|Gigi Ugulava. Photo: Ugulava's campaign website|
Gigi Ugulava is Tbilisi’s incumbent mayor and one of the influential figures within the President Saakashvili’s administration.
He was nominated for re-election by the ruling party.
Ugulava, 34, is the mayor of the capital city since July, 2005, when he was appointed on the post by President Saakashvili. After the October 2006 local elections, Ugulava was elected on the mayor’s position by the Tbilisi City Council.
Before becoming the mayor, in a period between December, 2003- July, 2005 he served on various senior government positions, including Deputy Justice Minister; Deputy Security Minister; Governor of Samegrelo region and chief of President’s administration.
Before joining the government after the Rose Revolution, Ugulava, a graduate of Tbilisi State University’s philosophy and sociology studies, worked for various civil society organizations and practiced journalism for couple of years.
It was Ugulava who was the first to signal about the authorities’ readiness to introduce direct election of Tbilisi mayor. He made the announcement on April 4, few days before the opposition’s planned street protest rally.
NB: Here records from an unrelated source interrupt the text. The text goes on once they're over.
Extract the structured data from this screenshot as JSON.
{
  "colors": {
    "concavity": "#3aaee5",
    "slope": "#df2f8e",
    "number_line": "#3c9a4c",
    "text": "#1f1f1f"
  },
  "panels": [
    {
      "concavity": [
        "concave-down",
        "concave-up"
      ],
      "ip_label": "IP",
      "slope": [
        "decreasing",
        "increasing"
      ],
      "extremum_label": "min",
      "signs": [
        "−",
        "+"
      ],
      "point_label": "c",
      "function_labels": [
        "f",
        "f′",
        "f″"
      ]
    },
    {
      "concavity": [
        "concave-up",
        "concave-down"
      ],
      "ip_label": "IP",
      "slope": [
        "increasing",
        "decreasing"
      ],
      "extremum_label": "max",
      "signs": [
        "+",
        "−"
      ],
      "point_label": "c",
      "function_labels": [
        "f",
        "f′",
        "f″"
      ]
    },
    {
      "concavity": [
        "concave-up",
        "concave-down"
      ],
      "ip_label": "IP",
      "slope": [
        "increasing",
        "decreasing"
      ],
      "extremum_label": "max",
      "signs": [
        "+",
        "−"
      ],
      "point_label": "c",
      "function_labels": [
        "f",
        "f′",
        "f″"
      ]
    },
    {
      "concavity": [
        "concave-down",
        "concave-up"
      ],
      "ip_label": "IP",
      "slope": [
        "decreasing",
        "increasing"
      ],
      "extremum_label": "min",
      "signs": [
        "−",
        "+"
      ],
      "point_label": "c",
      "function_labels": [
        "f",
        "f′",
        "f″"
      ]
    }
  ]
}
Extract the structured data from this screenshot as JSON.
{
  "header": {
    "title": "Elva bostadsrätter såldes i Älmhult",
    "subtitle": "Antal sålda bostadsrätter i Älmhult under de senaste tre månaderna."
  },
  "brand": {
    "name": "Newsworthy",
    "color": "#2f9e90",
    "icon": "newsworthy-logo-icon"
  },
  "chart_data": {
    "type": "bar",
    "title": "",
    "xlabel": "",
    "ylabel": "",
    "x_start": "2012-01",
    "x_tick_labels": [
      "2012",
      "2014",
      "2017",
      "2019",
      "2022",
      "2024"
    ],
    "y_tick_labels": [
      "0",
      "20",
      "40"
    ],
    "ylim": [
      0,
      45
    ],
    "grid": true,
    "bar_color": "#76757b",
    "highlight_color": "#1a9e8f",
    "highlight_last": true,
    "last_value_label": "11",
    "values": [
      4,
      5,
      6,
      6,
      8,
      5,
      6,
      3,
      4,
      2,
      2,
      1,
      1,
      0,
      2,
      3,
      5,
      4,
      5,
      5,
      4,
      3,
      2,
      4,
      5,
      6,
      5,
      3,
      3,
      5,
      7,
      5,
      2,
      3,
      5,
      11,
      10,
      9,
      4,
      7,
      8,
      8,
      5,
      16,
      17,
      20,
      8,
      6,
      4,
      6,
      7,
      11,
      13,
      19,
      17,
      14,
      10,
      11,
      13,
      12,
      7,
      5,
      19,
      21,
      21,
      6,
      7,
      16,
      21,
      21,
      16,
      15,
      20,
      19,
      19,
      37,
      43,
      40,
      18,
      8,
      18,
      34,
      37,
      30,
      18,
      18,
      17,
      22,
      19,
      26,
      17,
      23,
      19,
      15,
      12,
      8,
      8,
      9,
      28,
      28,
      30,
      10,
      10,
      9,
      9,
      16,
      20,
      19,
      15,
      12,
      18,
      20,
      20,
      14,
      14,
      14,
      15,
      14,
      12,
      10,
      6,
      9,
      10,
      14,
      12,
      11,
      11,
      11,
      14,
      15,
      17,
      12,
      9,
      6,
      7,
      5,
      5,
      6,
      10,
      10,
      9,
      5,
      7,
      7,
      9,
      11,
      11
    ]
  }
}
The proposal was confirmed on April 10 by President Saakashvili and in July, 2009 he offered to hold early local elections on May 30 instead of late 2010, including direct election of Tbilisi mayor.
In following months, Ugulava has kept relatively low political profile - shunning away from making public political statements, but instead has been active in creating an image of an effective executive.
Ugulava launched his formal campaign for re-election on April 26 with slogan: “A Lot Remains to Be Done”; the focus of his campaign is resolving unemployment problem.
During the first couple of days of his formal campaign he put himself in the position of working class by appearing one day as a baker in one of the bakeries in Tbilisi suburb, then as a cleaner in a movie theater in downtown Tbilisi cleaning windows there; a butcher and seller of a meat in a market and also as a worker at a fuel station. He said he would better understand needs and problems of small enterprises by putting himself in their shoes.